64. Si la mise en garde de la DGCCRF est intervenue au moment où le marché s'est retourné, il convient de souligner que le retour à ce mécanisme ne permettrait très vraisemblablement pas de remédier aux dysfonctionnements du secteur. Comme l'atteste la difficulté qu'ont eue les médiateurs à faire émerger un consensus lors de la préparation de l'accord de juin 2009, les trois « familles » du CNIEL auraient de grandes difficultés à faire coïncider leurs anticipations du prix. En outre, le contexte communautaire a évolué, soumettant de plus en plus le marché au jeu de la concurrence.
65. Une éventuelle recommandation d'un niveau de prix se heurte donc à deux difficultés, d'une part la concurrence internationale, d'autre part la détermination du niveau de prix lui-même.
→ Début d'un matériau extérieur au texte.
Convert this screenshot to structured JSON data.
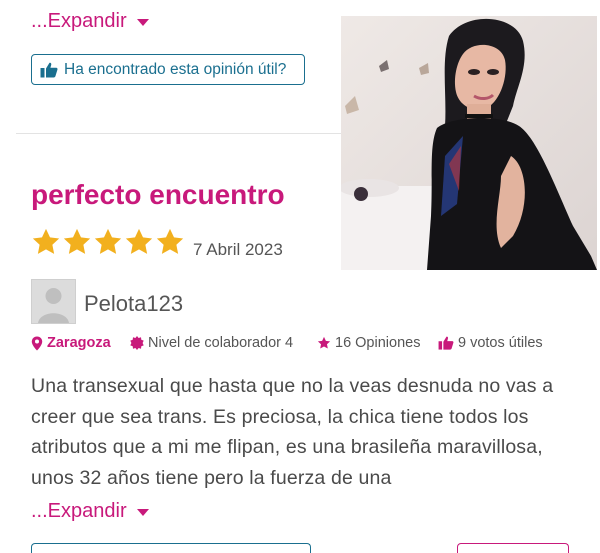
{
  "top_review": {
    "expand_label": "...Expandir",
    "helpful_label": "Ha encontrado esta opinión útil?"
  },
  "review": {
    "title": "perfecto encuentro",
    "rating": 5,
    "date": "7 Abril 2023",
    "username": "Pelota123",
    "city": "Zaragoza",
    "level": "Nivel de colaborador 4",
    "opinions": "16 Opiniones",
    "useful_votes": "9 votos útiles",
    "text": "Una transexual que hasta que no la veas desnuda no vas a creer que sea trans. Es preciosa, la chica tiene todos los atributos que a mi me flipan, es una brasileña maravillosa, unos 32 años tiene pero la fuerza de una",
    "expand_label": "...Expandir"
  },
  "colors": {
    "accent": "#c8197b",
    "button_border": "#1a6f8f",
    "star": "#f2b01e"
  },
  "icons": [
    "caret-down-icon",
    "thumbs-up-icon",
    "location-pin-icon",
    "badge-icon",
    "star-icon"
  ]
}
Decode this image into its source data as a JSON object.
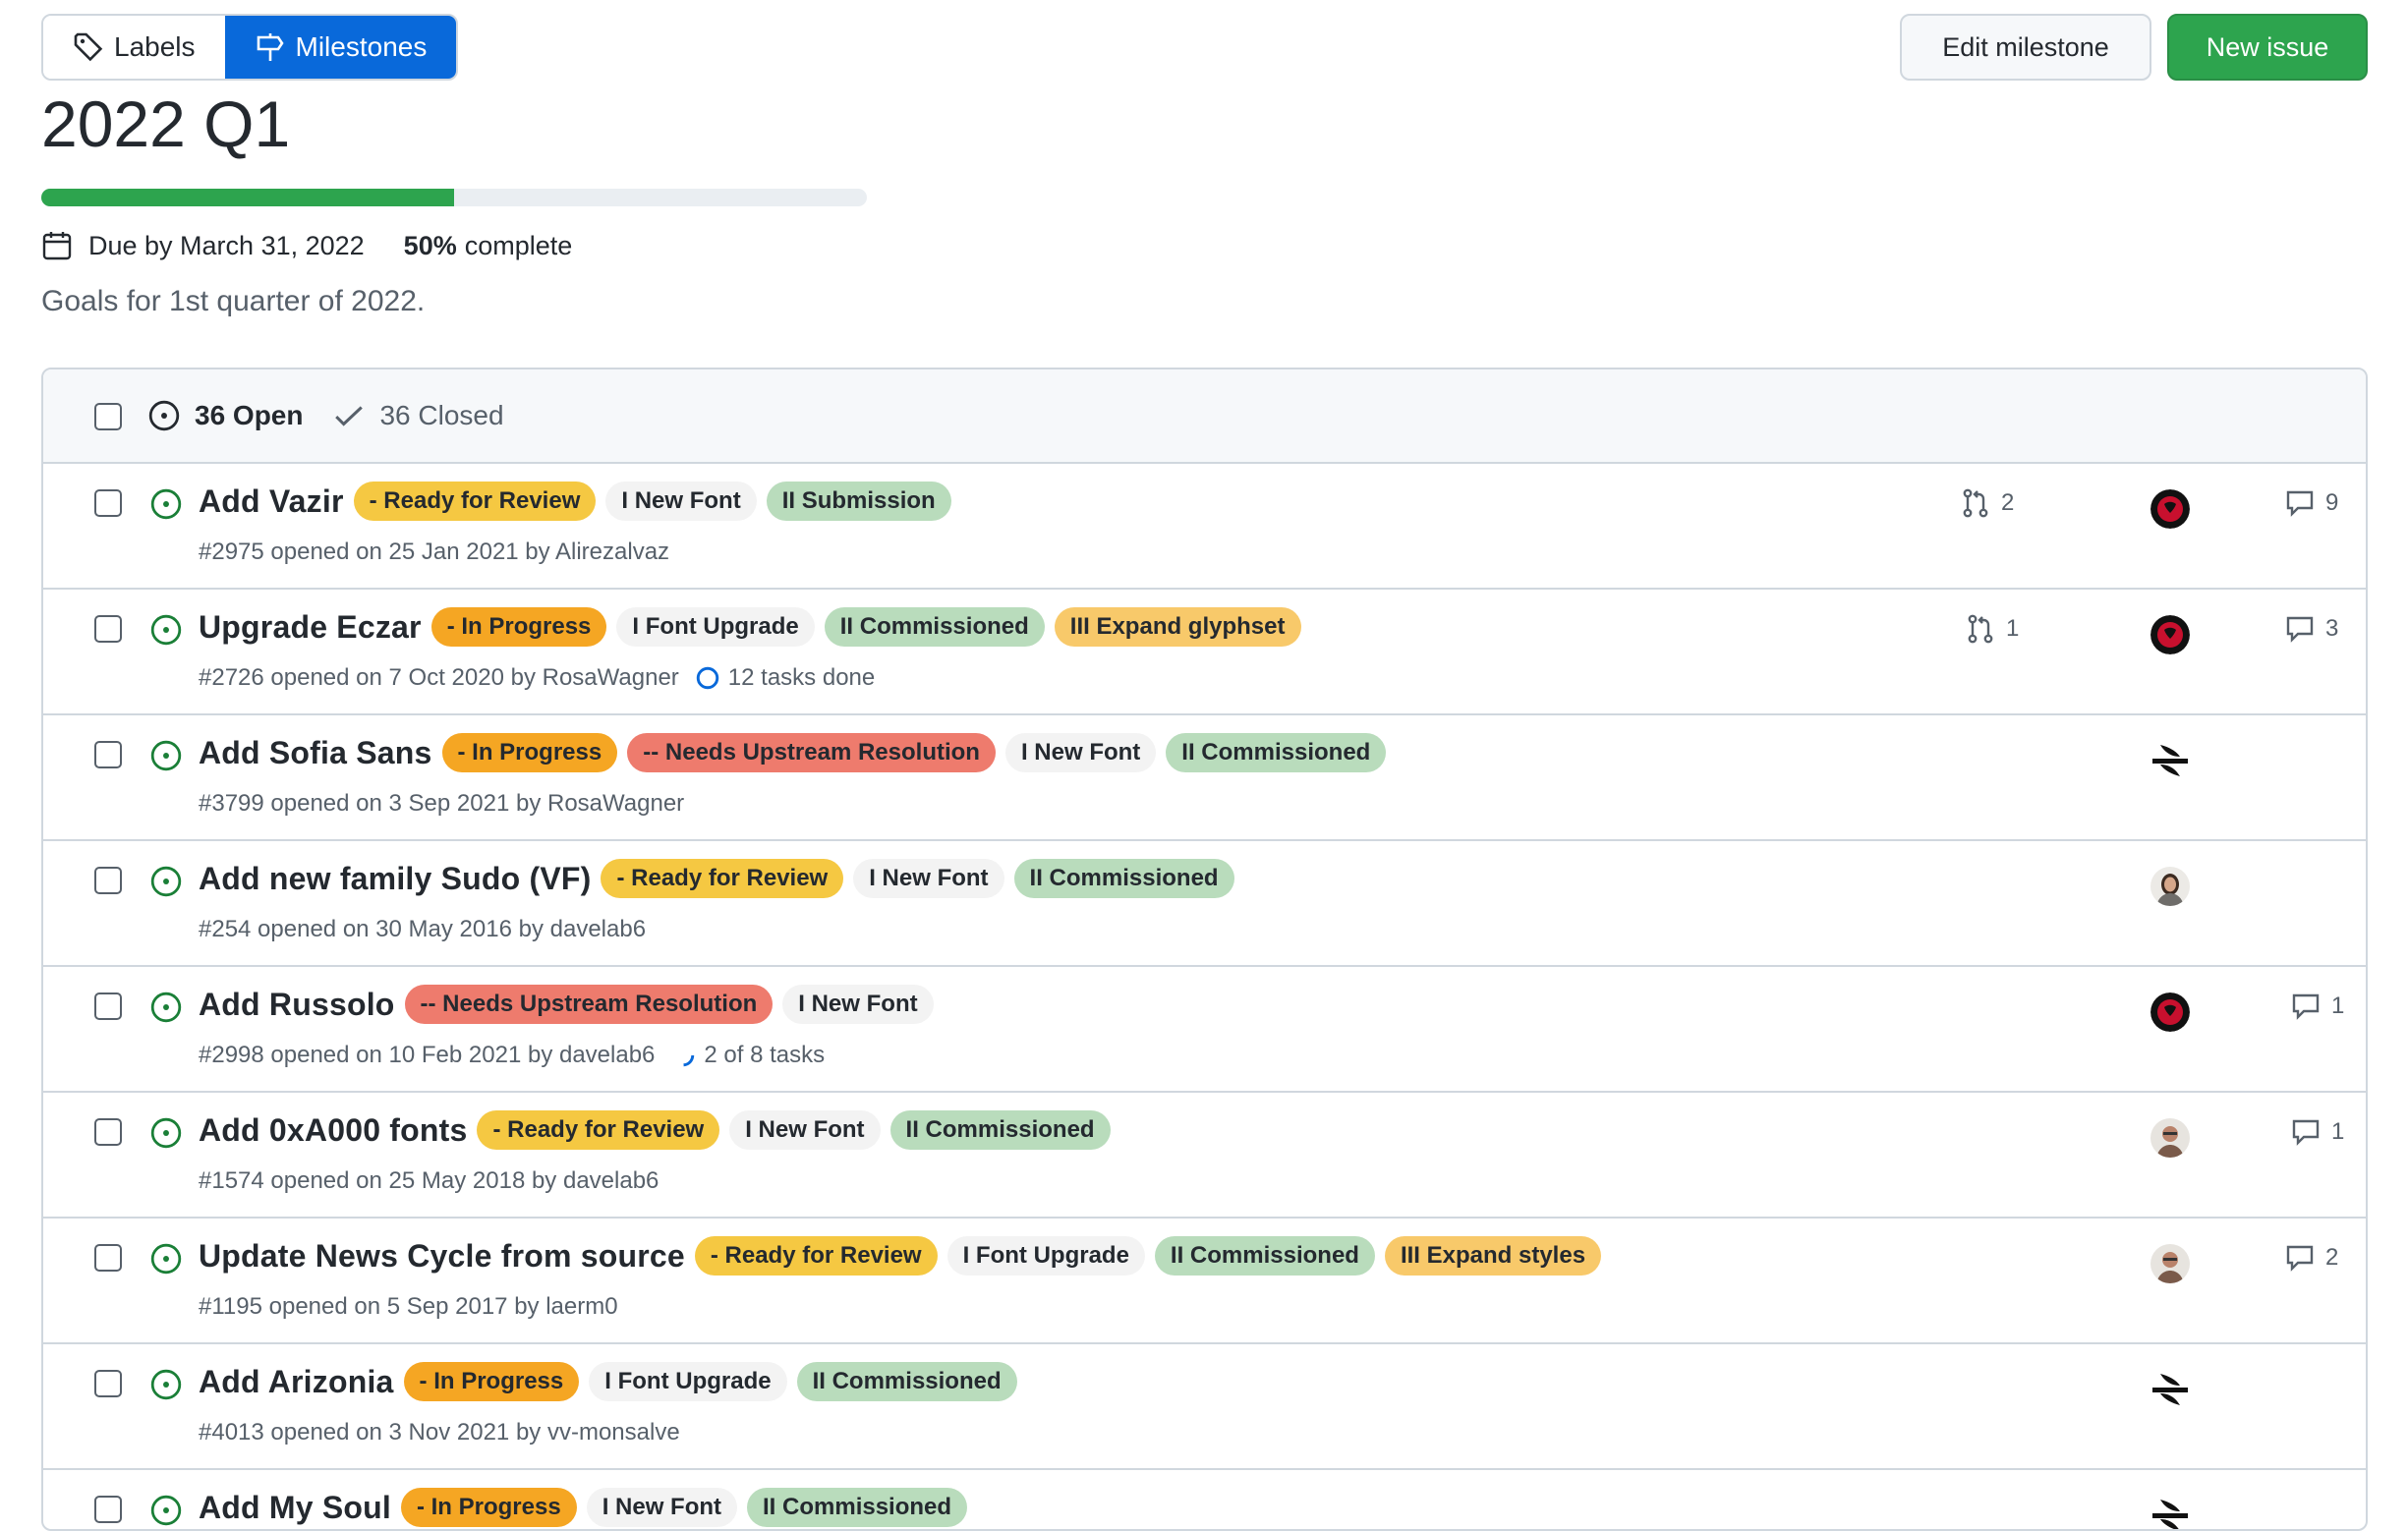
{
  "tabs": {
    "labels": "Labels",
    "milestones": "Milestones"
  },
  "actions": {
    "edit": "Edit milestone",
    "new_issue": "New issue"
  },
  "milestone": {
    "title": "2022 Q1",
    "progress_fraction": 0.5,
    "due": "Due by March 31, 2022",
    "percent": "50%",
    "complete_text": "complete",
    "description": "Goals for 1st quarter of 2022."
  },
  "states": {
    "open": "36 Open",
    "closed": "36 Closed"
  },
  "colors": {
    "accent": "#0969da",
    "success": "#2da44e",
    "open_icon": "#1a7f37"
  },
  "issues": [
    {
      "title": "Add Vazir",
      "labels": [
        "- Ready for Review",
        "I New Font",
        "II Submission"
      ],
      "meta": "#2975 opened on 25 Jan 2021 by Alirezalvaz",
      "prs": "2",
      "comments": "9",
      "avatar": "red-logo"
    },
    {
      "title": "Upgrade Eczar",
      "labels": [
        "- In Progress",
        "I Font Upgrade",
        "II Commissioned",
        "III Expand glyphset"
      ],
      "meta": "#2726 opened on 7 Oct 2020 by RosaWagner",
      "tasks": "12 tasks done",
      "prs": "1",
      "comments": "3",
      "avatar": "red-logo"
    },
    {
      "title": "Add Sofia Sans",
      "labels": [
        "- In Progress",
        "-- Needs Upstream Resolution",
        "I New Font",
        "II Commissioned"
      ],
      "meta": "#3799 opened on 3 Sep 2021 by RosaWagner",
      "avatar": "black-logo"
    },
    {
      "title": "Add new family Sudo (VF)",
      "labels": [
        "- Ready for Review",
        "I New Font",
        "II Commissioned"
      ],
      "meta": "#254 opened on 30 May 2016 by davelab6",
      "avatar": "person-a"
    },
    {
      "title": "Add Russolo",
      "labels": [
        "-- Needs Upstream Resolution",
        "I New Font"
      ],
      "meta": "#2998 opened on 10 Feb 2021 by davelab6",
      "tasks": "2 of 8 tasks",
      "comments": "1",
      "avatar": "red-logo"
    },
    {
      "title": "Add 0xA000 fonts",
      "labels": [
        "- Ready for Review",
        "I New Font",
        "II Commissioned"
      ],
      "meta": "#1574 opened on 25 May 2018 by davelab6",
      "comments": "1",
      "avatar": "person-b"
    },
    {
      "title": "Update News Cycle from source",
      "labels": [
        "- Ready for Review",
        "I Font Upgrade",
        "II Commissioned",
        "III Expand styles"
      ],
      "meta": "#1195 opened on 5 Sep 2017 by laerm0",
      "comments": "2",
      "avatar": "person-b"
    },
    {
      "title": "Add Arizonia",
      "labels": [
        "- In Progress",
        "I Font Upgrade",
        "II Commissioned"
      ],
      "meta": "#4013 opened on 3 Nov 2021 by vv-monsalve",
      "avatar": "black-logo"
    },
    {
      "title": "Add My Soul",
      "labels": [
        "- In Progress",
        "I New Font",
        "II Commissioned"
      ],
      "meta": "",
      "avatar": "black-logo"
    }
  ]
}
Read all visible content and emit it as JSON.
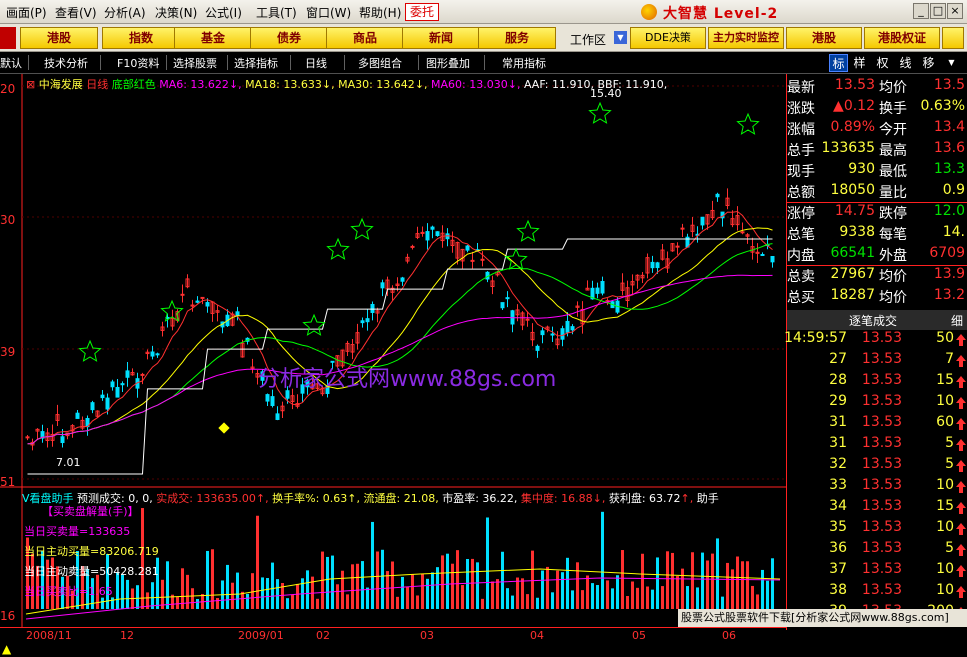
{
  "menu": {
    "items": [
      "画面(P)",
      "查看(V)",
      "分析(A)",
      "决策(N)",
      "公式(I)",
      "工具(T)",
      "窗口(W)",
      "帮助(H)"
    ],
    "entrust": "委托",
    "brand": "大智慧 Level-2"
  },
  "nav": {
    "buttons": [
      "港股",
      "指数",
      "基金",
      "债券",
      "商品",
      "新闻",
      "服务"
    ],
    "workarea": "工作区",
    "right_buttons": [
      "DDE决策",
      "主力实时监控",
      "港股",
      "港股权证"
    ]
  },
  "toolbar": {
    "items": [
      "默认",
      "技术分析",
      "F10资料",
      "选择股票",
      "选择指标",
      "日线",
      "多图组合",
      "图形叠加",
      "常用指标"
    ],
    "side_tabs": [
      "标",
      "样",
      "权",
      "线",
      "移"
    ]
  },
  "chart": {
    "stock_name": "中海发展",
    "period": "日线",
    "indicator": "底部红色",
    "ma6": "MA6: 13.622",
    "ma18": "MA18: 13.633",
    "ma30": "MA30: 13.642",
    "ma60": "MA60: 13.030",
    "aaf": "AAF: 11.910,",
    "bbf": "BBF: 11.910,",
    "high_mark": "15.40",
    "low_mark": "7.01",
    "axis": [
      "20",
      "30",
      "39",
      "51",
      "16"
    ],
    "watermark": "分析家公式网www.88gs.com"
  },
  "vol_panel": {
    "title": "V看盘助手",
    "predict": "预测成交: 0, 0,",
    "actual": "实成交: 133635.00",
    "turnover": "换手率%: 0.63",
    "float_cap": "流通盘: 21.08",
    "pe": "市盈率: 36.22",
    "concentration": "集中度: 16.88",
    "profit": "获利盘: 63.72",
    "helper": "助手",
    "subtitle": "【买卖盘解量(手)】",
    "lines": [
      "当日买卖量=133635",
      "当日主动买量=83206.719",
      "当日主动卖量=50428.281",
      "当日买卖比=1.65"
    ]
  },
  "timeline": {
    "months": [
      "2008/11",
      "12",
      "2009/01",
      "02",
      "03",
      "04",
      "05",
      "06"
    ]
  },
  "quote": {
    "rows": [
      {
        "l1": "最新",
        "v1": "13.53",
        "l2": "均价",
        "v2": "13.5",
        "c1": "#ff3030",
        "c2": "#ff3030"
      },
      {
        "l1": "涨跌",
        "v1": "▲0.12",
        "l2": "换手",
        "v2": "0.63%",
        "c1": "#ff3030",
        "c2": "#ffff40"
      },
      {
        "l1": "涨幅",
        "v1": "0.89%",
        "l2": "今开",
        "v2": "13.4",
        "c1": "#ff3030",
        "c2": "#ff3030"
      },
      {
        "l1": "总手",
        "v1": "133635",
        "l2": "最高",
        "v2": "13.6",
        "c1": "#ffff40",
        "c2": "#ff3030"
      },
      {
        "l1": "现手",
        "v1": "930",
        "l2": "最低",
        "v2": "13.3",
        "c1": "#ffff40",
        "c2": "#00e000"
      },
      {
        "l1": "总额",
        "v1": "18050",
        "l2": "量比",
        "v2": "0.9",
        "c1": "#ffff40",
        "c2": "#ffff40"
      },
      {
        "l1": "涨停",
        "v1": "14.75",
        "l2": "跌停",
        "v2": "12.0",
        "c1": "#ff3030",
        "c2": "#00e000"
      },
      {
        "l1": "总笔",
        "v1": "9338",
        "l2": "每笔",
        "v2": "14.",
        "c1": "#ffff40",
        "c2": "#ffff40"
      },
      {
        "l1": "内盘",
        "v1": "66541",
        "l2": "外盘",
        "v2": "6709",
        "c1": "#00e000",
        "c2": "#ff3030"
      },
      {
        "l1": "总卖",
        "v1": "27967",
        "l2": "均价",
        "v2": "13.9",
        "c1": "#ffff40",
        "c2": "#ff3030"
      },
      {
        "l1": "总买",
        "v1": "18287",
        "l2": "均价",
        "v2": "13.2",
        "c1": "#ffff40",
        "c2": "#ff3030"
      }
    ]
  },
  "ticks": {
    "header": "逐笔成交",
    "header2": "细",
    "rows": [
      {
        "time": "14:59:57",
        "price": "13.53",
        "vol": "50",
        "up": true
      },
      {
        "time": "27",
        "price": "13.53",
        "vol": "7",
        "up": true
      },
      {
        "time": "28",
        "price": "13.53",
        "vol": "15",
        "up": true
      },
      {
        "time": "29",
        "price": "13.53",
        "vol": "10",
        "up": true
      },
      {
        "time": "31",
        "price": "13.53",
        "vol": "60",
        "up": true
      },
      {
        "time": "31",
        "price": "13.53",
        "vol": "5",
        "up": true
      },
      {
        "time": "32",
        "price": "13.53",
        "vol": "5",
        "up": true
      },
      {
        "time": "33",
        "price": "13.53",
        "vol": "10",
        "up": true
      },
      {
        "time": "34",
        "price": "13.53",
        "vol": "15",
        "up": true
      },
      {
        "time": "35",
        "price": "13.53",
        "vol": "10",
        "up": true
      },
      {
        "time": "36",
        "price": "13.53",
        "vol": "5",
        "up": true
      },
      {
        "time": "37",
        "price": "13.53",
        "vol": "10",
        "up": true
      },
      {
        "time": "38",
        "price": "13.53",
        "vol": "10",
        "up": true
      },
      {
        "time": "39",
        "price": "13.53",
        "vol": "200",
        "up": true
      }
    ]
  },
  "footer": {
    "banner": "股票公式股票软件下载[分析家公式网www.88gs.com]"
  },
  "colors": {
    "up": "#ff3030",
    "down": "#00e0ff",
    "ma6": "#ffffff",
    "ma18": "#ffff00",
    "ma30": "#00ff00",
    "ma60": "#ff00ff"
  }
}
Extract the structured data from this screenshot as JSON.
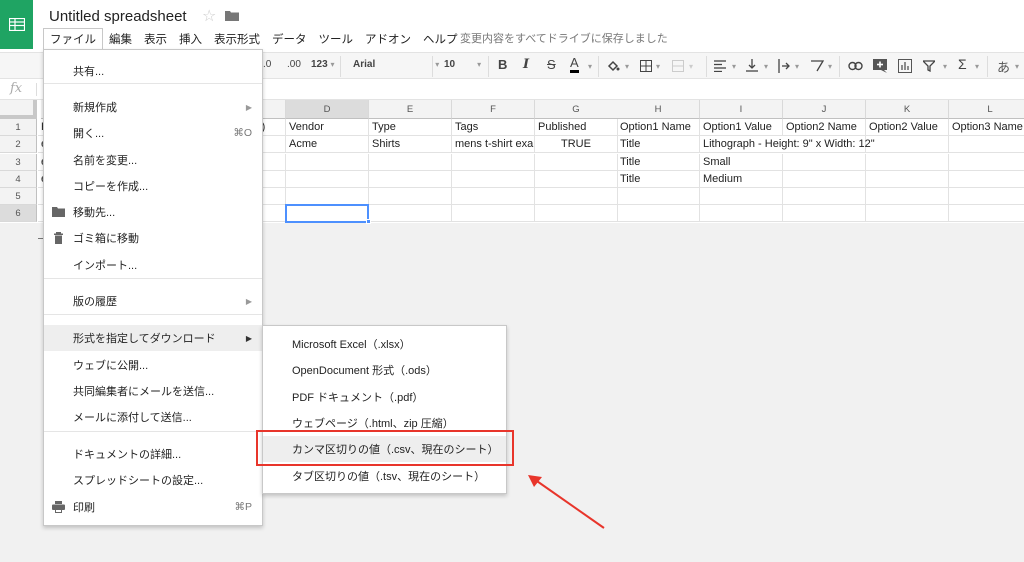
{
  "header": {
    "title": "Untitled spreadsheet",
    "star_icon": "star-outline-icon",
    "folder_icon": "folder-icon",
    "save_status": "変更内容をすべてドライブに保存しました",
    "menubar": [
      {
        "label": "ファイル",
        "active": true
      },
      {
        "label": "編集"
      },
      {
        "label": "表示"
      },
      {
        "label": "挿入"
      },
      {
        "label": "表示形式"
      },
      {
        "label": "データ"
      },
      {
        "label": "ツール"
      },
      {
        "label": "アドオン"
      },
      {
        "label": "ヘルプ"
      }
    ]
  },
  "toolbar": {
    "decrease_decimal": ".0",
    "increase_decimal": ".00",
    "number_format": "123",
    "font": "Arial",
    "font_size": "10",
    "bold": "B",
    "italic": "I",
    "strike": "S",
    "text_color": "A",
    "sigma": "Σ",
    "input_tools": "あ"
  },
  "formula_bar": {
    "fx_label": "fx",
    "value": ""
  },
  "grid": {
    "columns": [
      "D",
      "E",
      "F",
      "G",
      "H",
      "I",
      "J",
      "K",
      "L"
    ],
    "selected_column": "D",
    "rows": [
      "1",
      "2",
      "3",
      "4",
      "5",
      "6"
    ],
    "selected_row": "6",
    "partial_col_c_row1": "-)",
    "partial_col_a": [
      "H",
      "e",
      "e",
      "e",
      "",
      ""
    ],
    "cells": [
      [
        "Vendor",
        "Type",
        "Tags",
        "Published",
        "Option1 Name",
        "Option1 Value",
        "Option2 Name",
        "Option2 Value",
        "Option3 Name"
      ],
      [
        "Acme",
        "Shirts",
        "mens t-shirt exar",
        "TRUE",
        "Title",
        "Lithograph - Height: 9\" x Width: 12\"",
        "",
        "",
        ""
      ],
      [
        "",
        "",
        "",
        "",
        "Title",
        "Small",
        "",
        "",
        ""
      ],
      [
        "",
        "",
        "",
        "",
        "Title",
        "Medium",
        "",
        "",
        ""
      ],
      [
        "",
        "",
        "",
        "",
        "",
        "",
        "",
        "",
        ""
      ],
      [
        "",
        "",
        "",
        "",
        "",
        "",
        "",
        "",
        ""
      ]
    ],
    "active_cell": "D6"
  },
  "file_menu": {
    "items": [
      {
        "label": "共有..."
      },
      {
        "label": "新規作成",
        "submenu": true
      },
      {
        "label": "開く...",
        "shortcut": "⌘O"
      },
      {
        "label": "名前を変更..."
      },
      {
        "label": "コピーを作成..."
      },
      {
        "label": "移動先...",
        "icon": "folder-icon"
      },
      {
        "label": "ゴミ箱に移動",
        "icon": "trash-icon"
      },
      {
        "label": "インポート..."
      },
      {
        "label": "版の履歴",
        "submenu": true
      },
      {
        "label": "形式を指定してダウンロード",
        "submenu": true,
        "highlighted": true
      },
      {
        "label": "ウェブに公開..."
      },
      {
        "label": "共同編集者にメールを送信..."
      },
      {
        "label": "メールに添付して送信..."
      },
      {
        "label": "ドキュメントの詳細..."
      },
      {
        "label": "スプレッドシートの設定..."
      },
      {
        "label": "印刷",
        "shortcut": "⌘P",
        "icon": "print-icon"
      }
    ]
  },
  "download_submenu": {
    "items": [
      {
        "label": "Microsoft Excel（.xlsx）"
      },
      {
        "label": "OpenDocument 形式（.ods）"
      },
      {
        "label": "PDF ドキュメント（.pdf）"
      },
      {
        "label": "ウェブページ（.html、zip 圧縮）"
      },
      {
        "label": "カンマ区切りの値（.csv、現在のシート）",
        "highlighted": true
      },
      {
        "label": "タブ区切りの値（.tsv、現在のシート）"
      }
    ]
  },
  "annotation": {
    "highlight_color": "#e8352b",
    "arrow_color": "#e8352b"
  },
  "colors": {
    "brand_green": "#1fa463",
    "selection_blue": "#4d90fe"
  }
}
66. Un niveau de prix à la production ne peut
être recommandé sans tenir compte des autres acteurs susceptibles
de concurrencer les producteurs et les transformateurs concernés. En
effet, un prix trop élevé engendrerait une moindre
compétitivité de la zone où il est pratiqué et ne
pourrait qu'avoir un effet néfaste sur le développement du
secteur. Or, dans un secteur où certains produits industriels peuvent
faire l'objet d'échanges non seulement avec les États membres,
mais aussi avec des pays extérieurs à l'Union européenne,
l'efficacité d'un prix indicateur risque d'être faible, la demande
des transformateurs étant susceptible de se reporter sur les produits
extra-européen en cas de prix trop élevés.
67. En outre, même si la question de la concurrence internationale ne se posait pas, la détermination du niveau de prix recommandé général serait en elle-même porteuse d'inefficacités économiques. En effet, sur un marché sur lequel se rencontrent une offre et une demande très hétérogènes, notamment en termes de qualité et de coûts, la détermination d'un prix indicateur est extrêmement complexe. Soit ce dernier est sous-estimé, ce qui entraîne une situation de sous-investissement pour la production laitière, et à terme, une moindre diversité de l'offre ; soit il est surestimé, ce qui, effet contraire, incite les producteurs à surinvestir, entraînant ainsi un déséquilibre entre l'offre et la demande et donnant les mauvaises incitations aux producteurs qui ne sont pas poussés à améliorer leur productivité.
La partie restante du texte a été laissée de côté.